Netflix Continues to Sail
Most of the rest of the economy remains in the tank, but Netflix is doing OK. Growth is down, but at a time when stability is considered to be growth, real growth is unusual. But should this surprise anyone? When the economy tanks, people stop going to restaurants as much so grocery store sales rise. They stop going to movies as much, so operations such as Netflix increase. That's just the way things work. So at a time when rival Blockbuster is closing stores, Netflix is expanding.

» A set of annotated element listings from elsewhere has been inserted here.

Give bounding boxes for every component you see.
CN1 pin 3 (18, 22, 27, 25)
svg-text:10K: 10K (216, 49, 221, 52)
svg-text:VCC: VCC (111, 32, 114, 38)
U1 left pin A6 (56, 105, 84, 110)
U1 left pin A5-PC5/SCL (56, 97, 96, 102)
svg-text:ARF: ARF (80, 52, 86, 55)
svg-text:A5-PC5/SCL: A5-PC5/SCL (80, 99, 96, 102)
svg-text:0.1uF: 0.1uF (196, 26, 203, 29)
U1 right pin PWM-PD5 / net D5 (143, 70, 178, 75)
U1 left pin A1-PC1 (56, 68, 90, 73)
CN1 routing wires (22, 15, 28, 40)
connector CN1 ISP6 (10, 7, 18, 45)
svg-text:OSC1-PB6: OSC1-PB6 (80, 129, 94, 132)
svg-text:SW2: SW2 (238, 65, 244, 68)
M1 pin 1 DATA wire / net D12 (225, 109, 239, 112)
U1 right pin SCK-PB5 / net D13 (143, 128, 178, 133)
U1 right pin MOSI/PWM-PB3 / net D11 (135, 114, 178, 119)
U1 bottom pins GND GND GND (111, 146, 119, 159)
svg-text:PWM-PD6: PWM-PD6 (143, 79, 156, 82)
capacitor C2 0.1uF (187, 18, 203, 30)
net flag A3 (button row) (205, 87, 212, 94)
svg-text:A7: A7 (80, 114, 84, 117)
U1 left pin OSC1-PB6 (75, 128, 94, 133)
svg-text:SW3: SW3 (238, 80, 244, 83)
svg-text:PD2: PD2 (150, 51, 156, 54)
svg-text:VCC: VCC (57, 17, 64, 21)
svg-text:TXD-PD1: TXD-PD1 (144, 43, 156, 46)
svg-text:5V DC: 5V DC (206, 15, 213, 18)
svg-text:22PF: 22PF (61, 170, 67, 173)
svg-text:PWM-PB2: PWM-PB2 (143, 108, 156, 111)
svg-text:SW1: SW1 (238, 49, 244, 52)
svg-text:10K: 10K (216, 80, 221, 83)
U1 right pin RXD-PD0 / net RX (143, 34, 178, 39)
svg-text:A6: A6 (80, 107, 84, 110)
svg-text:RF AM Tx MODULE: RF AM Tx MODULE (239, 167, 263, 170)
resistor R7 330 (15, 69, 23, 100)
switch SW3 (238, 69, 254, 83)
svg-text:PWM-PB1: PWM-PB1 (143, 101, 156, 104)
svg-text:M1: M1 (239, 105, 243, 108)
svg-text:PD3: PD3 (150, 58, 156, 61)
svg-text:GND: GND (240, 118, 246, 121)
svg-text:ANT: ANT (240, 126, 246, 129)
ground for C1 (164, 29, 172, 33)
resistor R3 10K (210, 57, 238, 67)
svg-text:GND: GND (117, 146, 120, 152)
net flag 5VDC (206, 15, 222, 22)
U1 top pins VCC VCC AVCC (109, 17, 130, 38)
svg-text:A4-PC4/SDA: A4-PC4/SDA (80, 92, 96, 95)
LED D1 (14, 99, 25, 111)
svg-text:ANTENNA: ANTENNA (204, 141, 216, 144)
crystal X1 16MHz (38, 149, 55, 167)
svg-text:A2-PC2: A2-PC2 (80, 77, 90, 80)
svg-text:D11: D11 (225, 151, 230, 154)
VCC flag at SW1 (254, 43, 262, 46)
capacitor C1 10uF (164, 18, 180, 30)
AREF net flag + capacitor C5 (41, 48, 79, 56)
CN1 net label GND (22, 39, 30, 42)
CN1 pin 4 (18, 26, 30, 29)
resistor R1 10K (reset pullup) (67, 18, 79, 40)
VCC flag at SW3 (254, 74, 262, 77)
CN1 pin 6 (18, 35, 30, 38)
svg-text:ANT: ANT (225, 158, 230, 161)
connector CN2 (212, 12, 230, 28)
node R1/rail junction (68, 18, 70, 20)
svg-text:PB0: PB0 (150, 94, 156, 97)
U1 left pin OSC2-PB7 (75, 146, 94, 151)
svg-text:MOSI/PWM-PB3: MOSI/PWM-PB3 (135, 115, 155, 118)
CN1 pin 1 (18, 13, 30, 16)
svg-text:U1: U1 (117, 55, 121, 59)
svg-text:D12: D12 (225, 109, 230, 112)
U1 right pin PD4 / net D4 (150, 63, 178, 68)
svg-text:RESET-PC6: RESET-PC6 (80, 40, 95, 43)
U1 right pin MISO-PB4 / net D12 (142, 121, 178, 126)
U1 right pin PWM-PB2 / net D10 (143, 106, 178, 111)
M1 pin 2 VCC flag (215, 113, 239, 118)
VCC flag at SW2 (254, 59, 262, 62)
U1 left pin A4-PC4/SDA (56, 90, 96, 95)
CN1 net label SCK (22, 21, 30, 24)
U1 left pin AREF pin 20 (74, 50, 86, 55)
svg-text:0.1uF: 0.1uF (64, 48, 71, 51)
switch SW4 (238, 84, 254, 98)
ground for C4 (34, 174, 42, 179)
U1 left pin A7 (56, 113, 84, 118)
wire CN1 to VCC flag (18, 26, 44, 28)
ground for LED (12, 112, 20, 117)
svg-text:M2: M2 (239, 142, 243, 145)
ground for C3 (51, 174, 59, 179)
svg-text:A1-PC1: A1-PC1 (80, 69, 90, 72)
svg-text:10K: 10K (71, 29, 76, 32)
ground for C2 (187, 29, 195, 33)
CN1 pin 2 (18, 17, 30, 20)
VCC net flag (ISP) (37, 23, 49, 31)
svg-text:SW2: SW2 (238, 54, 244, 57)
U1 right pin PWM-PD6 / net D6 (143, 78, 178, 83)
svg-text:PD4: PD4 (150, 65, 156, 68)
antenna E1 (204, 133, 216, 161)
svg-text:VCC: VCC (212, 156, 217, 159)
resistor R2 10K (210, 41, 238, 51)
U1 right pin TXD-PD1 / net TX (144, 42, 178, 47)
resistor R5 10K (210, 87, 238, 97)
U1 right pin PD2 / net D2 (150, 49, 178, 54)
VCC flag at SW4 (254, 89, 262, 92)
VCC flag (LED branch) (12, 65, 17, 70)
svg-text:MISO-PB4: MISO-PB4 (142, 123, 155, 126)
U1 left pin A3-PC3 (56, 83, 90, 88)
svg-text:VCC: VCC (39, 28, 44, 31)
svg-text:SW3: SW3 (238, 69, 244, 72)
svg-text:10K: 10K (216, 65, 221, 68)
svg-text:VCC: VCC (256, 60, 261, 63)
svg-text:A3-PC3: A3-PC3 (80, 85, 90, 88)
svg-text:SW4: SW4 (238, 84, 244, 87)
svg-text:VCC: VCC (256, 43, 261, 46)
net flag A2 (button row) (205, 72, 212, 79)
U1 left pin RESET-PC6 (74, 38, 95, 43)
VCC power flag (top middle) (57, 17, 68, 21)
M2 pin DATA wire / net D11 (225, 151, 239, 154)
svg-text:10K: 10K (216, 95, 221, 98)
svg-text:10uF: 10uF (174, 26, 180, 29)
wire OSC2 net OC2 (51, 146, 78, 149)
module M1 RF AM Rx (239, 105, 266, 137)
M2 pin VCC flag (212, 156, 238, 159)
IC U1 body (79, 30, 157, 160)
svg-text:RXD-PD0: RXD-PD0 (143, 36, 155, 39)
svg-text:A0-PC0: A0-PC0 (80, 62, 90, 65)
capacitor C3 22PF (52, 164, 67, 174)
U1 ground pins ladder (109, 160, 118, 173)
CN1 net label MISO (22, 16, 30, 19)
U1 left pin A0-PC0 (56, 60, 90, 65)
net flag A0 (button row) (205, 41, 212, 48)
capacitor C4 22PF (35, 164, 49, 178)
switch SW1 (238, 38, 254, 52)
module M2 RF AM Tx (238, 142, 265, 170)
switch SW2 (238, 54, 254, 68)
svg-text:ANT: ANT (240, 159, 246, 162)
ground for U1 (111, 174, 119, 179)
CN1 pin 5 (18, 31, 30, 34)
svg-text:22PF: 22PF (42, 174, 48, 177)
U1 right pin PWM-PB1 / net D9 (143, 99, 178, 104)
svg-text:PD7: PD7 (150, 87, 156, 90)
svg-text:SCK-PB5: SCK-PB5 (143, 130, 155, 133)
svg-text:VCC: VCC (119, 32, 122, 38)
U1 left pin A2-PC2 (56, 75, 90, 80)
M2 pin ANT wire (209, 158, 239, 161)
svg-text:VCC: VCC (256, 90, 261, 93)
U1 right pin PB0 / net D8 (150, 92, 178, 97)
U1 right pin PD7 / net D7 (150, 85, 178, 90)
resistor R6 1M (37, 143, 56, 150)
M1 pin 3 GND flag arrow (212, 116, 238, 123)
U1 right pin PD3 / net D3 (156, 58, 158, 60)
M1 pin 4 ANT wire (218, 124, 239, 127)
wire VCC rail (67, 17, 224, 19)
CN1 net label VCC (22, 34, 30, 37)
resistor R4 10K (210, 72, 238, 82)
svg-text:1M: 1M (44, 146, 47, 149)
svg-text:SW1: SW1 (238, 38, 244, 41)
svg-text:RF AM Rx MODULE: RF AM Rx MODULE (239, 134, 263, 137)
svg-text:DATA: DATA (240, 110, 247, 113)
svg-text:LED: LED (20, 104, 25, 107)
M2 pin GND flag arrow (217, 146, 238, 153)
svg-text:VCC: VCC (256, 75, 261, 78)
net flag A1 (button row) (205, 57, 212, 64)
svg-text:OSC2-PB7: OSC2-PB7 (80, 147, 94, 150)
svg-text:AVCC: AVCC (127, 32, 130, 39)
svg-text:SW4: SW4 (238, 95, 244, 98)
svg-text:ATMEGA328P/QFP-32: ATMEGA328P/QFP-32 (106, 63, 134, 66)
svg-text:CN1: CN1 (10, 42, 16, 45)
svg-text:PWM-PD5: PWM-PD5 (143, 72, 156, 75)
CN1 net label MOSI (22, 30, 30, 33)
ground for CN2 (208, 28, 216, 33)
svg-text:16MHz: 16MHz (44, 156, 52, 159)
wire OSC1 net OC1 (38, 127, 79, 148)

The company does a lot of things right. It's increasingly common (maybe because of the oddball selections I make) for Netflix not to have what I want in Columbus, so it has to be shipped from Seattle or San Jose or some other distant city. I always receive an e-mail from Netflix telling me the movie is on the way and, in the meantime, they'll send me the next item on my list at no extra charge. There are times that I end up with 4 Netflix DVDs in the house at the same time
As well positioned as Netflix is now, the company will have to keep an eye on the future because DVDs are becoming old technology. The future is video on demand via the Internet. As speeds increase, we'll see more video delivered that way. Pricing may be a challenge, though. If you rent a DVD, you can watch is as many times as you want. With video on demand, what happens? If someone else in the family wants to watch the program tomorrow, do they pay, too? What if you want to watch it again next week? Or next month? How about next year? Maybe you get a subscription for $X per month that allows you to watch up to Y hours of video, or one fee for as much as you want to watch.
Something tells me that the folks at Netflix are thinking about these things today and preparing for tomorrow.